Saturday, May 7, 2011

Pioneer Farmsteads: The John Fairchild Hamlin Residence

For at least 165 years, the home at 1812 South Rochester Road (west side, just north of Hamlin) has stood on a rise of ground like a sentinel guarding the southerly approach to the town of Rochester. Likely built in the early 1840s by pioneer Avon farmer and contractor John Fairchild Hamlin (1799-1863), the residence was well-appointed for its day, as befitted the home of a man as successful as its owner. J.F. Hamlin was born in 1799 in the state of New York and migrated to Michigan during territorial days. He married Laura Andrus of neighboring Washington Township in 1831 and the couple settled in Avon Township. Hamlin amassed significant real estate holdings; by 1857, he owned more than half of section 22 and part of section 23, totaling 545 acres, as well as lots in the village of Rochester and acreage in other sections. According to his probate file, when John Fairchild Hamlin died in 1863, the land in his estate was valued at more than $30,000.

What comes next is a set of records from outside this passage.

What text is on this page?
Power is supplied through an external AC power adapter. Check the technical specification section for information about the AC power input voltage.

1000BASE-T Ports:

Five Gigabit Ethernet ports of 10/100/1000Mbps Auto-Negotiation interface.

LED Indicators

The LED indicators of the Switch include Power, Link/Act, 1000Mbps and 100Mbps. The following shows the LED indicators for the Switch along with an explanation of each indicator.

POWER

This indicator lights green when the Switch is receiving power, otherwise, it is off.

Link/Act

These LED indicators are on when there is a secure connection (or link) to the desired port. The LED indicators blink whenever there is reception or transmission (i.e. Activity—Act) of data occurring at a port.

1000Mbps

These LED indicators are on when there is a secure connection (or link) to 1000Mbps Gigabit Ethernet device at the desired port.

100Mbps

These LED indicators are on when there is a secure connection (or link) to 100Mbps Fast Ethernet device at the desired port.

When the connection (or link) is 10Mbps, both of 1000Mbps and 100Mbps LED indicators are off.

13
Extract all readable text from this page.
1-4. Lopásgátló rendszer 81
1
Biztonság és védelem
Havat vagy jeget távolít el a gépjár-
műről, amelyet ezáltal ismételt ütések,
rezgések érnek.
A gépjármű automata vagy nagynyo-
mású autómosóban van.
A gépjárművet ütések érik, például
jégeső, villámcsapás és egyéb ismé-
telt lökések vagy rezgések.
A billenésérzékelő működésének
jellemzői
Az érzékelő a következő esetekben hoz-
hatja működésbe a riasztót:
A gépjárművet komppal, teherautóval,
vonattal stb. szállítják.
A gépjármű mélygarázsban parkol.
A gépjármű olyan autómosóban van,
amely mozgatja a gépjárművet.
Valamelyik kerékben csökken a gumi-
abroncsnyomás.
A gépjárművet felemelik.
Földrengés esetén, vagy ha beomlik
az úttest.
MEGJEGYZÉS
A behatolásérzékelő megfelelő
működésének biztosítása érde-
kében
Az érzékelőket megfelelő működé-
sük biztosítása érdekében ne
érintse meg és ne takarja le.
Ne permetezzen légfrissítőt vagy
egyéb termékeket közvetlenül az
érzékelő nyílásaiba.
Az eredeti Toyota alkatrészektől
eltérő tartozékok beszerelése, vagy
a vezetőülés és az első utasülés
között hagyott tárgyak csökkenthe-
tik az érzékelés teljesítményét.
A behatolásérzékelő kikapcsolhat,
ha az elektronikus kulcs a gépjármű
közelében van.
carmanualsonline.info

Part of J.F. Hamlin's fortune came from farming, but some of it came from contracting work for transportation infrastructure in the new state of Michigan. Hamlin was one of the contractors for the section of the Clinton-Kalamazoo Canal running from Utica to Rochester, and after the project was bankrupted, he spent the next decade - along with others - petitioning the state legislature to pay him for his work. Hamlin was also a commissioner of the Rochester and Royal Oak Plank Road Company, chartered by the state of Michigan in 1847.

John's widow, Laura Andrus Hamlin, died in 1883 and ownership of the Hamlin farm, known as Oldhome, passed to John and Laura's daughter, Belle. Belle was married to Marsden C. Burch, who had a long and noteworthy career in law and government service. Burch had begun his law career at the age of 21, as the first clerk and attorney for the newly-minted village of Rochester in 1869; two years later he was appointed probate judge of Osceola County. He also served as a federal district attorney in Grand Rapids before moving on to Washington, D.C. where he joined the Department of Justice. Since the Burches resided for much of their married life in Washington, D.C., they used the old Hamlin homestead as a summer and vacation residence, visiting the Rochester area for a few weeks each year. Judge Burch continued the farm as a going concern by hiring a superintendent to operate it in his absence. In October 1903, the Rochester Era informed its readers about recent activity at the old Hamlin place:
Judge Burch has returned to Washington D.C. and his duties in the department of justice. During the summer the Judge has built over the old Hamlin home, two miles south of Rochester, until it is now one of the finest country residences in Avon township. Always a stately mansion, it has been added to and overhauled until now it is a most desirable home. Robert Featherstone, a good farmer and citizen, occupies the house and works the farm.
In 1916, the Burches sold part of the Hamlin farm holdings for subdivision, but retained the house and other buildings and a generous section of the property for themselves. In announcing the partial sale of the farm, the Era said:
It will be gratifying to the people of this region that Mrs. Burch holds onto the place where she was born [in 1846] and lived until her marriage, and that not one of the buildings is to be parted with, and Oldhome will remain as it is, and has been. It has been known far and wide as the Hamlin Place practically as long as Rochester itself, the mansion and many of the other buildings dating back to the early part of the last century.
A few weeks later, while reporting that some of the outlying farm buildings were being moved from the sold parcels to the property being retained by the Burches, the paper made this comment about their effort:
Their [the Burches'] anxiety to preserve these reminders of the past should be regarded as an example worthy of invitation [one assumes the editor meant to say 'imitation' here] by those who have and can retain the works of their ancestors.
Indeed.

Fortunately for the Hamlin house, it survived when it passed out of Hamlin family ownership in the 1930s. In 1993, the owners of the property were presented with the Earl Borden Award for Historic Preservation for their sympathetic additions to the building which preserved the original house. Today the building houses medical office suites.